French legal expression

Mort pour la France (/fr/, lit. 'died for France') is a legal expression in France and an honour awarded to people who died during a conflict, usually in service of the country.

== Definition ==

The term is defined in L.488 to L.492 (bis) of the Code of Military Disability Pensions and War Victims. It applied to members of the French military forces who died in action or from an injury or an illness contracted during service during the First and Second World Wars, the Indochina and Algeria Wars, and fighting in Morocco and the Tunisian War of Independence, as well as to civilians killed during these conflicts.

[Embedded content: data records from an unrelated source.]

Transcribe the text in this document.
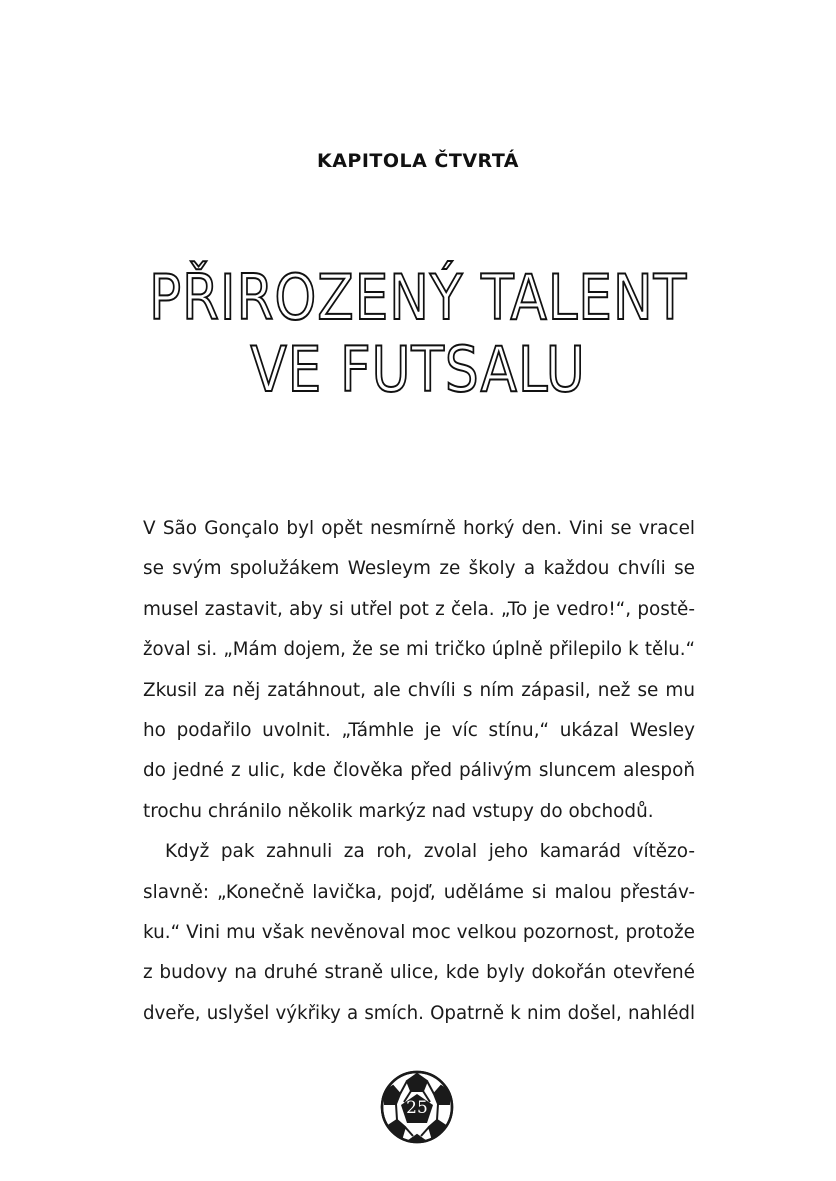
KAPITOLA ČTVRTÁ
PŘIROZENÝ TALENT
VE FUTSALU

V São Gonçalo byl opět nesmírně horký den. Vini se vracel
se svým spolužákem Wesleym ze školy a každou chvíli se
musel zastavit, aby si utřel pot z čela. „To je vedro!“, postě-
žoval si. „Mám dojem, že se mi tričko úplně přilepilo k tělu.“
Zkusil za něj zatáhnout, ale chvíli s ním zápasil, než se mu
ho podařilo uvolnit. „Támhle je víc stínu,“ ukázal Wesley
do jedné z ulic, kde člověka před pálivým sluncem alespoň
trochu chránilo několik markýz nad vstupy do obchodů.

Když pak zahnuli za roh, zvolal jeho kamarád vítězo-
slavně: „Konečně lavička, pojď, uděláme si malou přestáv-
ku.“ Vini mu však nevěnoval moc velkou pozornost, protože
z budovy na druhé straně ulice, kde byly dokořán otevřené
dveře, uslyšel výkřiky a smích. Opatrně k nim došel, nahlédl

25
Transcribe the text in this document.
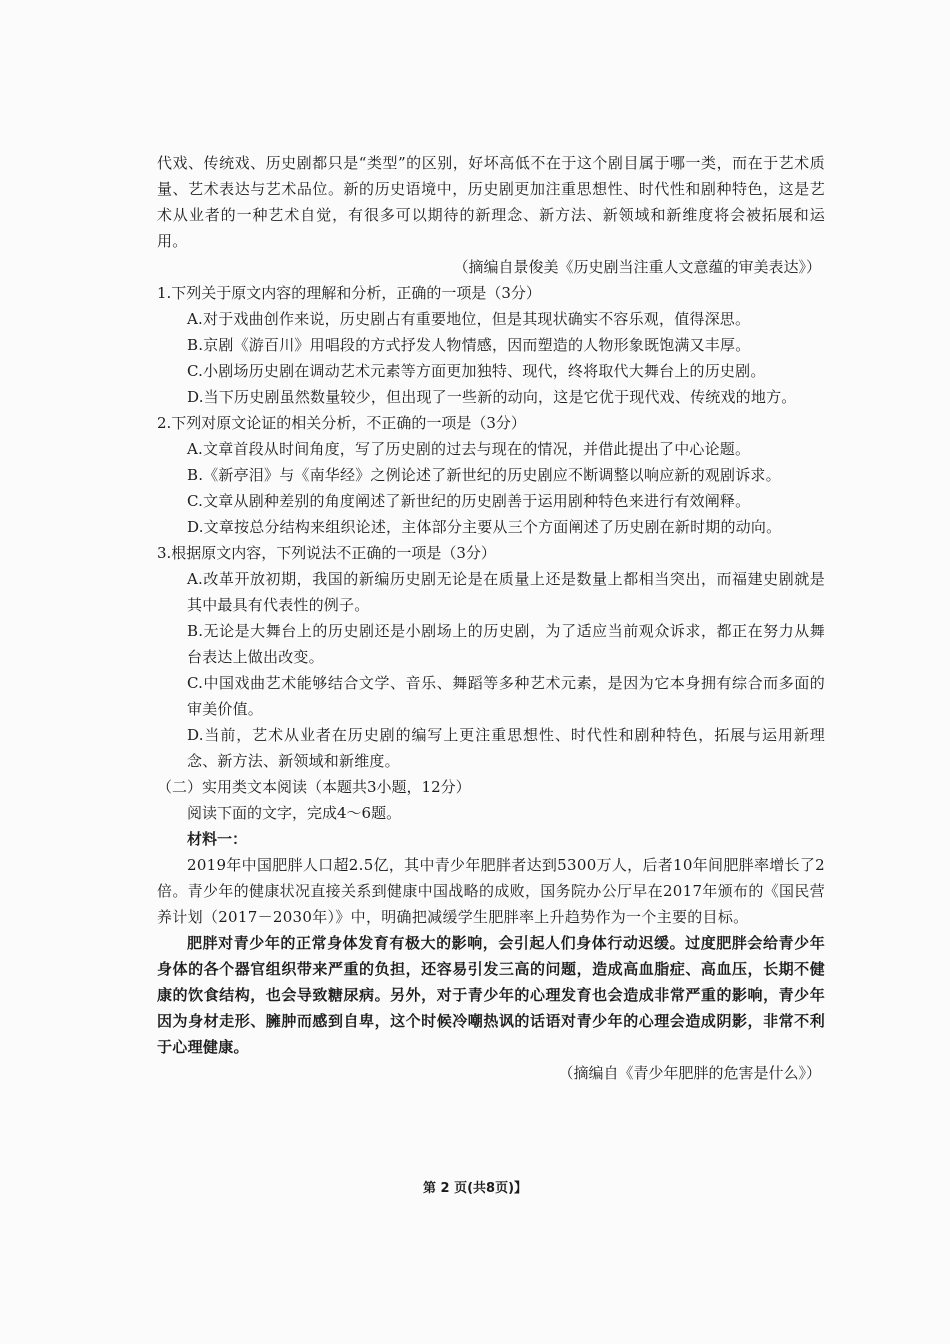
代戏、传统戏、历史剧都只是“类型”的区别，好坏高低不在于这个剧目属于哪一类，而在于艺术质量、艺术表达与艺术品位。新的历史语境中，历史剧更加注重思想性、时代性和剧种特色，这是艺术从业者的一种艺术自觉，有很多可以期待的新理念、新方法、新领域和新维度将会被拓展和运用。

（摘编自景俊美《历史剧当注重人文意蕴的审美表达》）

1.下列关于原文内容的理解和分析，正确的一项是（3分）

A.对于戏曲创作来说，历史剧占有重要地位，但是其现状确实不容乐观，值得深思。

B.京剧《游百川》用唱段的方式抒发人物情感，因而塑造的人物形象既饱满又丰厚。

C.小剧场历史剧在调动艺术元素等方面更加独特、现代，终将取代大舞台上的历史剧。

D.当下历史剧虽然数量较少，但出现了一些新的动向，这是它优于现代戏、传统戏的地方。

2.下列对原文论证的相关分析，不正确的一项是（3分）

A.文章首段从时间角度，写了历史剧的过去与现在的情况，并借此提出了中心论题。

B.《新亭泪》与《南华经》之例论述了新世纪的历史剧应不断调整以响应新的观剧诉求。

C.文章从剧种差别的角度阐述了新世纪的历史剧善于运用剧种特色来进行有效阐释。

D.文章按总分结构来组织论述，主体部分主要从三个方面阐述了历史剧在新时期的动向。

3.根据原文内容，下列说法不正确的一项是（3分）

A.改革开放初期，我国的新编历史剧无论是在质量上还是数量上都相当突出，而福建史剧就是其中最具有代表性的例子。

B.无论是大舞台上的历史剧还是小剧场上的历史剧，为了适应当前观众诉求，都正在努力从舞台表达上做出改变。

C.中国戏曲艺术能够结合文学、音乐、舞蹈等多种艺术元素，是因为它本身拥有综合而多面的审美价值。

D.当前，艺术从业者在历史剧的编写上更注重思想性、时代性和剧种特色，拓展与运用新理念、新方法、新领域和新维度。

（二）实用类文本阅读（本题共3小题，12分）

阅读下面的文字，完成4～6题。

材料一：

2019年中国肥胖人口超2.5亿，其中青少年肥胖者达到5300万人，后者10年间肥胖率增长了2倍。青少年的健康状况直接关系到健康中国战略的成败，国务院办公厅早在2017年颁布的《国民营养计划（2017－2030年）》中，明确把减缓学生肥胖率上升趋势作为一个主要的目标。

肥胖对青少年的正常身体发育有极大的影响，会引起人们身体行动迟缓。过度肥胖会给青少年身体的各个器官组织带来严重的负担，还容易引发三高的问题，造成高血脂症、高血压，长期不健康的饮食结构，也会导致糖尿病。另外，对于青少年的心理发育也会造成非常严重的影响，青少年因为身材走形、臃肿而感到自卑，这个时候冷嘲热讽的话语对青少年的心理会造成阴影，非常不利于心理健康。

（摘编自《青少年肥胖的危害是什么》）

第 2 页(共8页)】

Both French citizens and volunteers of other citizenship are eligible to be honored.

== Administration ==
The words "Mort pour la France" are recorded on the death certificate.

The status is awarded by
- minister responsible for veterans and victims of war, or
- minister responsible for the merchant marine, or
- state minister responsible for national defense.

Additionally the diploma «Aux morts de la grande guerre, la patrie reconnaissante» is awarded to the family of
- military men of the land or naval forces, who died during the First World War, or
- military men of the land, naval or air forces, or members of Free France / Fighting France (Forces françaises libres, FFL / Forces françaises combattantes, FFC), the French Forces of the Interior (Forces françaises de l'Intérieur, FFI), or the French Resistance, who died during the Second World War.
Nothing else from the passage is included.